Неужели — так? Это — выход? Вытянуть руку, как, наверное, когда-то Иокаста, и — осторожно, лезвием. Сильно не стоит, кинжал отточен что надо. Главное, никакой боли, какое-то лёгкое, постороннее жжение. Если закрыть глаза, то и крови не видно. Надо зажмурить глаза, а позднее — открыть.
Вот, наверное, уже можно и открыть. Странно, отчего темно? Неужели он задремал и наступил вечер. Ну да, он лежит. Кто это? Гемон? Да, кажется, он. Ах вот оно что, он плачет. Теперь я вспомнил. Отойди, Гемон, не нужно, от этого почему-то больно.
И тогда Креонт легко оттолкнулся от холодного пола, оторвался от него, почти не касаясь. То самое лёгкое жжение возле локтя переросло в щекочущий зуд, заполнивший тело, зато от окна хлынул нестерпимо яркий свет. Его было очень много, он пришёл раз и навсегда, от него все стало много просторней, и вообще мир неузнаваемо преобразился. Все это было столь чудесно и легко, что ему захотелось рассмеяться, но он вдруг понял, что не сможет, потому что воздух, который для этого нужен, изменился, он стал абсолютно невесомым и бесплотным, настолько, что его не нужно было вдыхать, он сам переполнял всего его.
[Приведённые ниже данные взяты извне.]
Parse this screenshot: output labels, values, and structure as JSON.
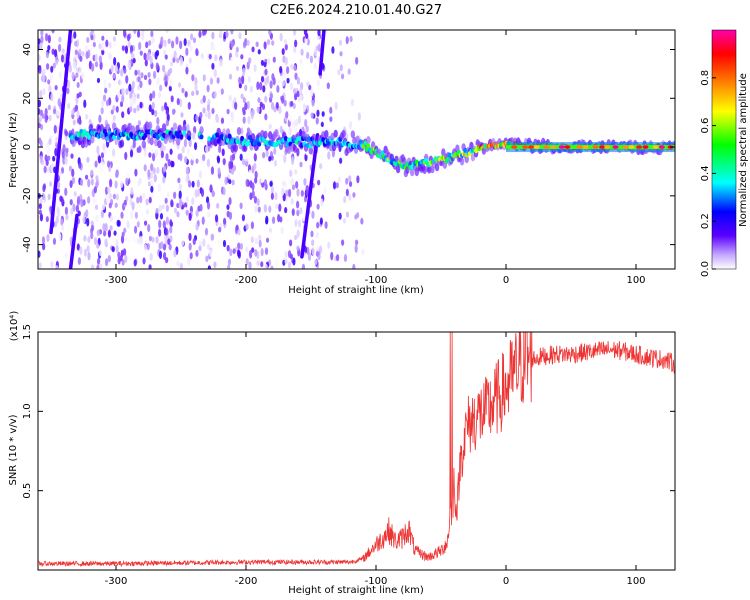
{
  "title": "C2E6.2024.210.01.40.G27",
  "chart_data": [
    {
      "type": "heatmap",
      "xlabel": "Height of straight line (km)",
      "ylabel": "Frequency (Hz)",
      "xlim": [
        -360,
        130
      ],
      "ylim": [
        -50,
        48
      ],
      "xticks": [
        -300,
        -200,
        -100,
        0,
        100
      ],
      "xtick_labels": [
        "-300",
        "-200",
        "-100",
        "0",
        "100"
      ],
      "yticks": [
        -40,
        -20,
        0,
        20,
        40
      ],
      "ytick_labels": [
        "-40",
        "-20",
        "0",
        "20",
        "40"
      ],
      "colorbar": {
        "label": "Normalized spectral amplitude",
        "range": [
          0,
          1
        ],
        "ticks": [
          0.0,
          0.2,
          0.4,
          0.6,
          0.8
        ],
        "tick_labels": [
          "0.0",
          "0.2",
          "0.4",
          "0.6",
          "0.8"
        ],
        "colors": [
          "#ffffff",
          "#c4a6ff",
          "#5a00ff",
          "#0000ff",
          "#00ffff",
          "#00ff00",
          "#ffff00",
          "#ff8000",
          "#ff0000",
          "#ff00aa"
        ]
      },
      "main_band": [
        {
          "x": -330,
          "freq": 5
        },
        {
          "x": -300,
          "freq": 5
        },
        {
          "x": -260,
          "freq": 5
        },
        {
          "x": -210,
          "freq": 3
        },
        {
          "x": -170,
          "freq": 2
        },
        {
          "x": -130,
          "freq": 2
        },
        {
          "x": -110,
          "freq": 1
        },
        {
          "x": -90,
          "freq": -5
        },
        {
          "x": -75,
          "freq": -8
        },
        {
          "x": -55,
          "freq": -6
        },
        {
          "x": -40,
          "freq": -4
        },
        {
          "x": -20,
          "freq": 0
        },
        {
          "x": 0,
          "freq": 1
        },
        {
          "x": 50,
          "freq": 0
        },
        {
          "x": 130,
          "freq": 0
        }
      ],
      "streaks": [
        {
          "x0": -335,
          "f0": 48,
          "x1": -350,
          "f1": -35
        },
        {
          "x0": -330,
          "f0": -28,
          "x1": -335,
          "f1": -50
        },
        {
          "x0": -145,
          "f0": 5,
          "x1": -157,
          "f1": -45
        },
        {
          "x0": -140,
          "f0": 48,
          "x1": -143,
          "f1": 30
        }
      ]
    },
    {
      "type": "line",
      "xlabel": "Height of straight line (km)",
      "ylabel": "SNR (10 * v/v)",
      "y_scale_note": "(x10⁴)",
      "xlim": [
        -360,
        130
      ],
      "ylim": [
        0,
        1.5
      ],
      "xticks": [
        -300,
        -200,
        -100,
        0,
        100
      ],
      "xtick_labels": [
        "-300",
        "-200",
        "-100",
        "0",
        "100"
      ],
      "yticks": [
        0.5,
        1.0,
        1.5
      ],
      "ytick_labels": [
        "0.5",
        "1.0",
        "1.5"
      ],
      "series": [
        {
          "color": "#ee3333",
          "x": [
            -360,
            -300,
            -200,
            -120,
            -110,
            -100,
            -95,
            -90,
            -85,
            -80,
            -75,
            -70,
            -65,
            -60,
            -55,
            -50,
            -45,
            -40,
            -38,
            -35,
            -30,
            -25,
            -20,
            -15,
            -10,
            -5,
            0,
            5,
            10,
            15,
            20,
            30,
            40,
            50,
            60,
            70,
            80,
            90,
            100,
            110,
            120,
            130
          ],
          "values": [
            0.04,
            0.04,
            0.05,
            0.05,
            0.07,
            0.16,
            0.2,
            0.25,
            0.18,
            0.2,
            0.26,
            0.12,
            0.1,
            0.08,
            0.1,
            0.12,
            0.18,
            0.55,
            0.35,
            0.7,
            0.9,
            0.95,
            0.98,
            1.0,
            1.05,
            1.1,
            1.15,
            1.22,
            1.28,
            1.33,
            1.33,
            1.35,
            1.36,
            1.36,
            1.37,
            1.38,
            1.39,
            1.38,
            1.36,
            1.34,
            1.33,
            1.3
          ]
        }
      ]
    }
  ]
}
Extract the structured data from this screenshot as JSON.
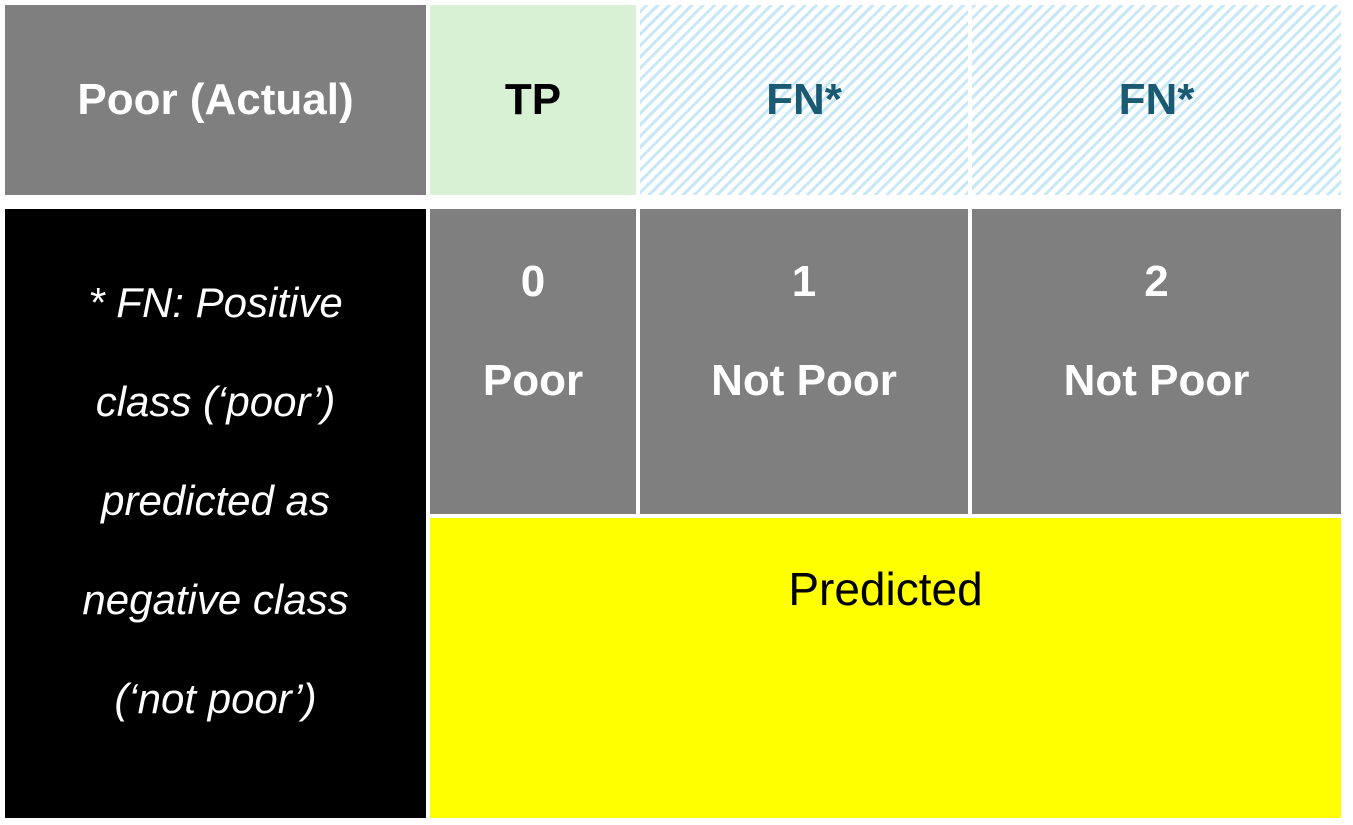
{
  "header_row": {
    "actual_label": "Poor (Actual)",
    "tp_label": "TP",
    "fn_labels": [
      "FN*",
      "FN*"
    ]
  },
  "note": {
    "lines": [
      "* FN: Positive",
      "class (‘poor’)",
      "predicted as",
      "negative class",
      "(‘not poor’)"
    ]
  },
  "classes": [
    {
      "number": "0",
      "label": "Poor"
    },
    {
      "number": "1",
      "label": "Not Poor"
    },
    {
      "number": "2",
      "label": "Not Poor"
    }
  ],
  "predicted_label": "Predicted",
  "colors": {
    "header_gray": "#7f7f7f",
    "tp_green": "#d8f1d5",
    "fn_stripe_blue": "#c9e8f6",
    "fn_text": "#1a5a73",
    "note_black": "#000000",
    "predicted_yellow": "#ffff00"
  }
}
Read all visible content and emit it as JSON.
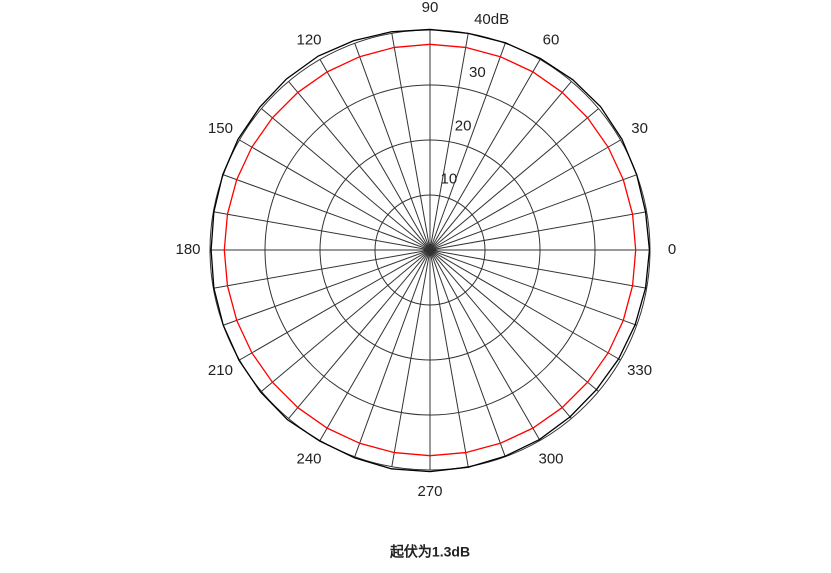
{
  "chart_data": {
    "type": "polar",
    "title": "起伏为1.3dB",
    "theta": [
      0,
      10,
      20,
      30,
      40,
      50,
      60,
      70,
      80,
      90,
      100,
      110,
      120,
      130,
      140,
      150,
      160,
      170,
      180,
      190,
      200,
      210,
      220,
      230,
      240,
      250,
      260,
      270,
      280,
      290,
      300,
      310,
      320,
      330,
      340,
      350
    ],
    "series": [
      {
        "color": "#000000",
        "values": [
          39.9,
          39.8,
          40.0,
          40.3,
          40.5,
          40.4,
          40.2,
          40.1,
          40.0,
          40.1,
          40.3,
          40.5,
          40.7,
          40.6,
          40.4,
          40.3,
          40.1,
          39.9,
          39.8,
          39.9,
          40.0,
          40.1,
          40.2,
          40.3,
          40.1,
          40.2,
          40.4,
          40.3,
          40.1,
          39.9,
          39.8,
          39.6,
          39.5,
          39.6,
          39.7,
          39.8
        ]
      },
      {
        "color": "#ff0000",
        "values": [
          37.4,
          37.4,
          37.4,
          37.4,
          37.4,
          37.4,
          37.4,
          37.4,
          37.4,
          37.4,
          37.4,
          37.4,
          37.4,
          37.4,
          37.4,
          37.4,
          37.4,
          37.4,
          37.4,
          37.4,
          37.4,
          37.4,
          37.4,
          37.4,
          37.4,
          37.4,
          37.4,
          37.4,
          37.4,
          37.4,
          37.4,
          37.4,
          37.4,
          37.4,
          37.4,
          37.4
        ]
      }
    ],
    "rlim": [
      0,
      40
    ],
    "rticks": [
      10,
      20,
      30,
      {
        "value": 40,
        "label": "40dB"
      }
    ],
    "thetaticks": [
      0,
      30,
      60,
      90,
      120,
      150,
      180,
      210,
      240,
      270,
      300,
      330
    ],
    "thetagrid": [
      0,
      10,
      20,
      30,
      40,
      50,
      60,
      70,
      80,
      90,
      100,
      110,
      120,
      130,
      140,
      150,
      160,
      170,
      180,
      190,
      200,
      210,
      220,
      230,
      240,
      250,
      260,
      270,
      280,
      290,
      300,
      310,
      320,
      330,
      340,
      350
    ],
    "grid": true
  }
}
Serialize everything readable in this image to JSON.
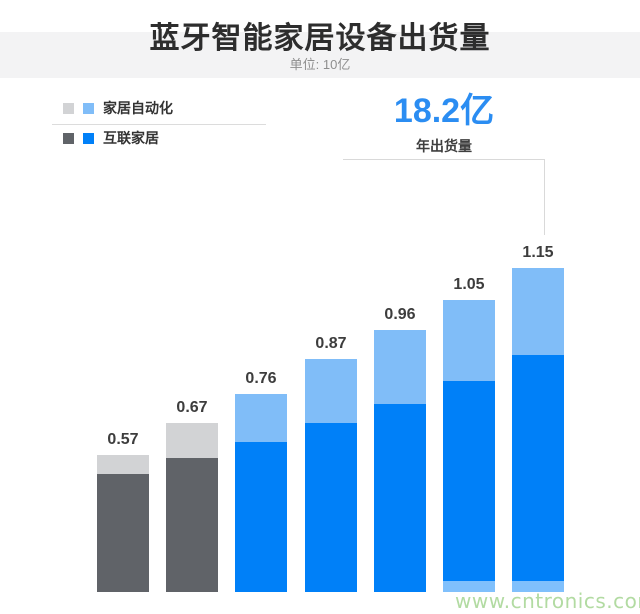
{
  "header": {
    "title": "蓝牙智能家居设备出货量",
    "subtitle": "单位: 10亿"
  },
  "legend": [
    {
      "label": "家居自动化",
      "swatches": [
        "gray_light",
        "blue_light"
      ]
    },
    {
      "label": "互联家居",
      "swatches": [
        "gray_dark",
        "blue_dark"
      ]
    }
  ],
  "callout": {
    "value": "18.2亿",
    "caption": "年出货量"
  },
  "watermark": "www.cntronics.com",
  "colors": {
    "gray_light": "#d2d3d5",
    "gray_dark": "#606368",
    "blue_light": "#80bdf8",
    "blue_dark": "#0080f8",
    "accent_blue": "#2b8df2",
    "band_gray": "#f3f3f4"
  },
  "chart_data": {
    "type": "bar",
    "stacked": true,
    "title": "蓝牙智能家居设备出货量",
    "unit_label": "单位: 10亿",
    "x_tick_labels_visible": false,
    "y_axis_visible": false,
    "grid": false,
    "legend_position": "top-left",
    "bar_total_labels": [
      "0.57",
      "0.67",
      "0.76",
      "0.87",
      "0.96",
      "1.05",
      "1.15"
    ],
    "totals": [
      0.57,
      0.67,
      0.76,
      0.87,
      0.96,
      1.05,
      1.15
    ],
    "series": [
      {
        "name": "互联家居",
        "position": "bottom",
        "values": [
          0.51,
          0.56,
          0.61,
          0.67,
          0.73,
          0.8,
          0.88
        ]
      },
      {
        "name": "家居自动化",
        "position": "top",
        "values": [
          0.06,
          0.11,
          0.15,
          0.2,
          0.23,
          0.25,
          0.27
        ]
      }
    ],
    "gray_bars_count": 2,
    "y_baseline_value": 0.145,
    "annotation": {
      "value": "18.2亿",
      "caption": "年出货量"
    }
  }
}
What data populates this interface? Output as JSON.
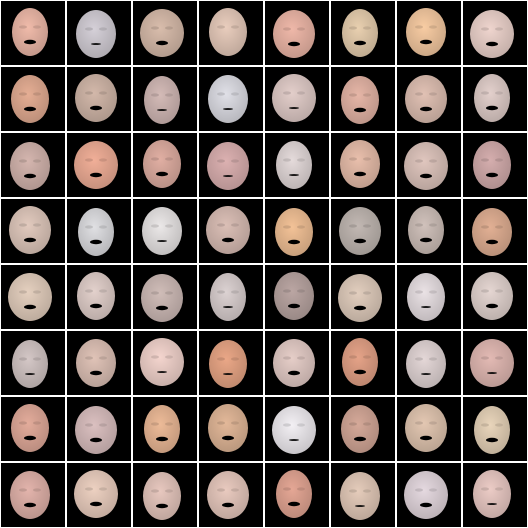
{
  "grid": {
    "columns": 8,
    "rows": 8,
    "background_color": "#000000",
    "separator_color": "#ffffff",
    "tiles": [
      {
        "skin": "#e2b0a0",
        "mouth": "open"
      },
      {
        "skin": "#c9c4cc",
        "mouth": "closed"
      },
      {
        "skin": "#cdb2a2",
        "mouth": "open"
      },
      {
        "skin": "#dcc1b2",
        "mouth": "none"
      },
      {
        "skin": "#e1ae9f",
        "mouth": "open"
      },
      {
        "skin": "#dcc4a6",
        "mouth": "open"
      },
      {
        "skin": "#eac09a",
        "mouth": "open"
      },
      {
        "skin": "#e1c9c2",
        "mouth": "open"
      },
      {
        "skin": "#d8a48c",
        "mouth": "open"
      },
      {
        "skin": "#c7aea0",
        "mouth": "open"
      },
      {
        "skin": "#c8b0ad",
        "mouth": "closed"
      },
      {
        "skin": "#d3d3da",
        "mouth": "closed"
      },
      {
        "skin": "#d6c2bf",
        "mouth": "closed"
      },
      {
        "skin": "#d9ac9e",
        "mouth": "open"
      },
      {
        "skin": "#d4b6aa",
        "mouth": "open"
      },
      {
        "skin": "#d6c4c0",
        "mouth": "open"
      },
      {
        "skin": "#c9aca5",
        "mouth": "open"
      },
      {
        "skin": "#e3a58f",
        "mouth": "open"
      },
      {
        "skin": "#d4a59a",
        "mouth": "open"
      },
      {
        "skin": "#d0a7a7",
        "mouth": "closed"
      },
      {
        "skin": "#d8cfcf",
        "mouth": "closed"
      },
      {
        "skin": "#dcb4a2",
        "mouth": "open"
      },
      {
        "skin": "#d3bbb3",
        "mouth": "open"
      },
      {
        "skin": "#c9a4a4",
        "mouth": "open"
      },
      {
        "skin": "#d5bfb3",
        "mouth": "open"
      },
      {
        "skin": "#d3d3d6",
        "mouth": "open"
      },
      {
        "skin": "#dedbdb",
        "mouth": "closed"
      },
      {
        "skin": "#cfb4ac",
        "mouth": "open"
      },
      {
        "skin": "#e5b78e",
        "mouth": "open"
      },
      {
        "skin": "#b7aea9",
        "mouth": "open"
      },
      {
        "skin": "#c4b6b0",
        "mouth": "open"
      },
      {
        "skin": "#d5a68c",
        "mouth": "open"
      },
      {
        "skin": "#d8c4b4",
        "mouth": "open"
      },
      {
        "skin": "#d6c5c0",
        "mouth": "open"
      },
      {
        "skin": "#c4b2ae",
        "mouth": "open"
      },
      {
        "skin": "#d0c6c6",
        "mouth": "closed"
      },
      {
        "skin": "#b09d9a",
        "mouth": "open"
      },
      {
        "skin": "#d5c2b3",
        "mouth": "open"
      },
      {
        "skin": "#ddd5d8",
        "mouth": "closed"
      },
      {
        "skin": "#d8cac6",
        "mouth": "open"
      },
      {
        "skin": "#c8bcbb",
        "mouth": "closed"
      },
      {
        "skin": "#d3b8ad",
        "mouth": "open"
      },
      {
        "skin": "#e6c9c2",
        "mouth": "closed"
      },
      {
        "skin": "#dd9e7f",
        "mouth": "closed"
      },
      {
        "skin": "#d9c2bd",
        "mouth": "open"
      },
      {
        "skin": "#d89a80",
        "mouth": "open"
      },
      {
        "skin": "#d7cbcb",
        "mouth": "closed"
      },
      {
        "skin": "#d6afaa",
        "mouth": "closed"
      },
      {
        "skin": "#d6a292",
        "mouth": "open"
      },
      {
        "skin": "#cfb5b5",
        "mouth": "open"
      },
      {
        "skin": "#e0b08f",
        "mouth": "open"
      },
      {
        "skin": "#d6ae90",
        "mouth": "open"
      },
      {
        "skin": "#e5e2e6",
        "mouth": "closed"
      },
      {
        "skin": "#c99f90",
        "mouth": "open"
      },
      {
        "skin": "#d6bca8",
        "mouth": "open"
      },
      {
        "skin": "#dcc9b0",
        "mouth": "open"
      },
      {
        "skin": "#d6aaa2",
        "mouth": "open"
      },
      {
        "skin": "#e0c5b6",
        "mouth": "open"
      },
      {
        "skin": "#dbbdb4",
        "mouth": "open"
      },
      {
        "skin": "#dcbfb4",
        "mouth": "open"
      },
      {
        "skin": "#d89e8d",
        "mouth": "open"
      },
      {
        "skin": "#d8c0b0",
        "mouth": "closed"
      },
      {
        "skin": "#d8cdd3",
        "mouth": "open"
      },
      {
        "skin": "#dfc0bb",
        "mouth": "closed"
      }
    ]
  }
}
Креонт поднялся, легко и бестелесно отстранил каких-то уродливо ссутуленных людей, что, угрюмо бормоча, сгрудились вокруг чего-то бледно-розового, с жирно-багровыми потёками, распростёртого на полу рядом с ним. Странно, никто даже не видит его. Кажется, только Гемон… (В сущности, милый, добрый мальчик.) Он легко, зыбко ступая, подошёл к окну, без раздумий ступил в его колышущийся колодец. В этот момент то, лежащее на полу, что, кажется, было им, вдруг выгнулось, издало хриплый, тяжёлый звук, который почему-то отозвался в нем слабой, остаточной болью. И сразу же стало совсем легко, он наконец рассмеялся, туманная даль в колодце втянула его в себя. Он не шёл и не летел, он просто постепенно вбирал этот лёгкий мир, словно просеивая его через себя. Свет стал сгущаться, мир стал прозрачно-волокнистым. Мерцающая, колышущаяся протока уверенно вела его, и он увидел наконец посреди неё молодую женщину с темными, развевающимися волосами. Она улыбалась ему.